Multi-table Synthesizer

`ydata.synthesizers.MultiTableSynthesizer`

Bases: BaseModel

`fit(X, metadata, anonymize=None, limit=50000000, calculated_features=None, attribute_tables=None, random_state=None, encoder_type=EncoderType.BIRCH)`

Fit a MultiTable Synthesizer instance.

The synthesizer operates over a denormalized version of the dataset.

Parameters:

Name	Type	Description	Default
`X`	`MultiDataset`	Training dataset.	required
`metadata`	`MultiMetadata`	Associated metadata.	required
`anonymize`	`Optional[dict]`	Defines which columns to anonymize and the anonymization method. Defaults to None.	`None`
`limit`	`int`	Limit of rows from the denormalized dataset to use for training. Defaults to 50_000_000.	`50000000`
`calculated_features(Optional[`	`list[dict[str, str \| Callable \| List[str]]]`	Lists the column that will be computed based on other tables/columns and the function to compute. Defaults to None.	required
`attribute_tables`	`list \| set \| str`	collection of tables that contain static information.	`None`
`random_state`	`RandomSeed`	random generator or seed for the synthesizer fit	`None`

`is_attribute_table(table)`

Check if table is an attribute table.

Parameters:

Name	Type	Description	Default
`table`	`str`	table name	required

Returns:

Name	Type	Description
`bool`	`bool`	True if table is an attribute table, false otherwise.

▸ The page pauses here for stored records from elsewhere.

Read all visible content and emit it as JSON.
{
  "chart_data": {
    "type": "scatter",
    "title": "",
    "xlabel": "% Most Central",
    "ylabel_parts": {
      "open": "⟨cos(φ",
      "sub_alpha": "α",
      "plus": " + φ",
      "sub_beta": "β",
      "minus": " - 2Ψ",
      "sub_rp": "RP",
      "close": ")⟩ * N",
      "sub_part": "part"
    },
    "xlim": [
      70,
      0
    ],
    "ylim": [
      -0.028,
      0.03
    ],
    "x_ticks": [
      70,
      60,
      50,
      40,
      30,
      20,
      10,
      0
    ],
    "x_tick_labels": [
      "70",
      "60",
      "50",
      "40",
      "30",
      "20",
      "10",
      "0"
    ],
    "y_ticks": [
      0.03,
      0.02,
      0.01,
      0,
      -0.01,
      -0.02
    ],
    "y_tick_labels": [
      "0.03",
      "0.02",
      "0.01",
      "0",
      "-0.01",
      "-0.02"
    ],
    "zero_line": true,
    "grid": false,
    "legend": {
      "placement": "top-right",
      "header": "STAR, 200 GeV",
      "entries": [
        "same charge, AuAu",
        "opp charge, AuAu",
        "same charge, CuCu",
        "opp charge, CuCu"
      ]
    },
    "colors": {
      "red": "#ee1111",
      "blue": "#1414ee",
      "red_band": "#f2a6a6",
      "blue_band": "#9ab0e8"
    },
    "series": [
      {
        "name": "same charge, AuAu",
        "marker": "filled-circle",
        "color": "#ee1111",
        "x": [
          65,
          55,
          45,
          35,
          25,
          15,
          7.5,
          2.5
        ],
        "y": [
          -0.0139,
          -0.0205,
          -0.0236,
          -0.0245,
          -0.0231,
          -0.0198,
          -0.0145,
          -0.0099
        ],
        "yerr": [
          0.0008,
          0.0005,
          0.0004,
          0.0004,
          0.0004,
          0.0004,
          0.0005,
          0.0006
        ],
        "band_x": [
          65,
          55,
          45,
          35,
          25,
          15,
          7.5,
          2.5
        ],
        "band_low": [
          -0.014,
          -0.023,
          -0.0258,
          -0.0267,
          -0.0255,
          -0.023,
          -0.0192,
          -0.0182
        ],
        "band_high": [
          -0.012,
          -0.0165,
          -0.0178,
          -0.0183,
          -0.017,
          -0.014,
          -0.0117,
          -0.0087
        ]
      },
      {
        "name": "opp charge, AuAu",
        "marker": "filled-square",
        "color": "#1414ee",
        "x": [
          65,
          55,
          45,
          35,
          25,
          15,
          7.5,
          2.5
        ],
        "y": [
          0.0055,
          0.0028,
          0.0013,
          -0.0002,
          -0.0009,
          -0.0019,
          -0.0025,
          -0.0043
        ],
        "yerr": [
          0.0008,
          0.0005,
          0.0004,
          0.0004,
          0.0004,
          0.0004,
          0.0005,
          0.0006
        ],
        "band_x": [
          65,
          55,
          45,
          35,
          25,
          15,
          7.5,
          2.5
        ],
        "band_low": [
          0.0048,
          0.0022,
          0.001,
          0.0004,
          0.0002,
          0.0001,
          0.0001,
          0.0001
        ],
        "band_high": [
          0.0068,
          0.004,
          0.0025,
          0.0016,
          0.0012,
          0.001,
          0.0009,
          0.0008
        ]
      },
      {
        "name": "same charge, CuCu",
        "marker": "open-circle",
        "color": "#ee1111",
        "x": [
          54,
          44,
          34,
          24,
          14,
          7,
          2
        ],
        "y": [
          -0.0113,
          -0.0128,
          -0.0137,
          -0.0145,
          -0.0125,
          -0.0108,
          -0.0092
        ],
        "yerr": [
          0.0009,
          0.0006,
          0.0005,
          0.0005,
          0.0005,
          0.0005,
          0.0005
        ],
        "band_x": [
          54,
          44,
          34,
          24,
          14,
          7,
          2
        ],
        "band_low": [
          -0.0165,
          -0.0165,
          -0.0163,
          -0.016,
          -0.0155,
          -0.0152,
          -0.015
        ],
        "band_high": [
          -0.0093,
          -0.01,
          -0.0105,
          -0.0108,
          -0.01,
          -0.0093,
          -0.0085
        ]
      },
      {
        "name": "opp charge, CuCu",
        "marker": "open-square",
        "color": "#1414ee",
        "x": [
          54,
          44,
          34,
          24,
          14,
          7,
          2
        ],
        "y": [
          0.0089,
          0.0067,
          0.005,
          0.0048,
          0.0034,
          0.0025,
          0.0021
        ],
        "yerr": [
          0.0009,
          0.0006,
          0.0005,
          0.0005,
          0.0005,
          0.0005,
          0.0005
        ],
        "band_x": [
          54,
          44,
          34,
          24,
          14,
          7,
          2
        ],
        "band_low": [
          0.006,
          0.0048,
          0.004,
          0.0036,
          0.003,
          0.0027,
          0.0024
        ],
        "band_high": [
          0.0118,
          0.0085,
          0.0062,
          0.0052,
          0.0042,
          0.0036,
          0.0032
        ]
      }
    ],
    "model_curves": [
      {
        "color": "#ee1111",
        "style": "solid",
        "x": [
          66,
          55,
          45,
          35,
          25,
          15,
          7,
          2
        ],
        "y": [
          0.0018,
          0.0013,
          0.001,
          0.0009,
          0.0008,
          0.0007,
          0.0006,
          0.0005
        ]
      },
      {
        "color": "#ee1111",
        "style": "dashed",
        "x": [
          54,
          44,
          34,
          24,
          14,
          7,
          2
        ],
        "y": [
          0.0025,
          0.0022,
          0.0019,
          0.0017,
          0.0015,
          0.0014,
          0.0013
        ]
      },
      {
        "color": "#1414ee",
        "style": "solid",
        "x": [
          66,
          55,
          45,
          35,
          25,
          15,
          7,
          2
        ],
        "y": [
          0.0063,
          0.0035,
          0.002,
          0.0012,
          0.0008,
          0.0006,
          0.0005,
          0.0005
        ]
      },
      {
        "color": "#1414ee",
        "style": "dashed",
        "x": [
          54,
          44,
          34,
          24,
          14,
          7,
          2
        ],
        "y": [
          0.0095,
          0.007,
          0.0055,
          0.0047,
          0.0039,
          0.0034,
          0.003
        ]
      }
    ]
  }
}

`sample(n_samples=1.0, connector=None, if_exists=WriteMode.APPEND, random_state=None)`

Sample from a trained multitable synthesizer.

Parameters:

Name	Type	Description	Default
`n_samples`	`float \| None`	percentage of the original database to sample. Values between 0.1 up to 5 are accepted by the method. Default is set to 1.0.	`1.0`
`connector`	`RDBMSConnector \| None`	connector to enable persist tables progressively.	`None`
`if_exists`	`{'fail', 'replace', 'append'}`	defines the write behavior when the table already exists. Defaults to 'append' - append: add the data to the pre-existing table. - fail: raises an error if the table exists. - replace: drop the existing table and create a new one. Note that when using replace, if the database table has constraints that restrict deletion, the persistence can fail leading to inconsistencies in the database	`APPEND`
`random_state`	`RandomSeed`	random generator or seed for the synthesizer fit	`None`

Note

When this method receives a connector to a RDBMS database, it persists all generated tables and return an empty dataset. The use of a connector is recommended for a better memory management.

Returns:

Type	Description
`MultiDataset`	synthetic MultiDataset

`save(path)`

Saves the SYNTHESIZER and the models fitted per variable.

`update_anonymized_columns_metadata(table, metadata, dataset_schema, anonymization_data)`

update metadata types after anonymization.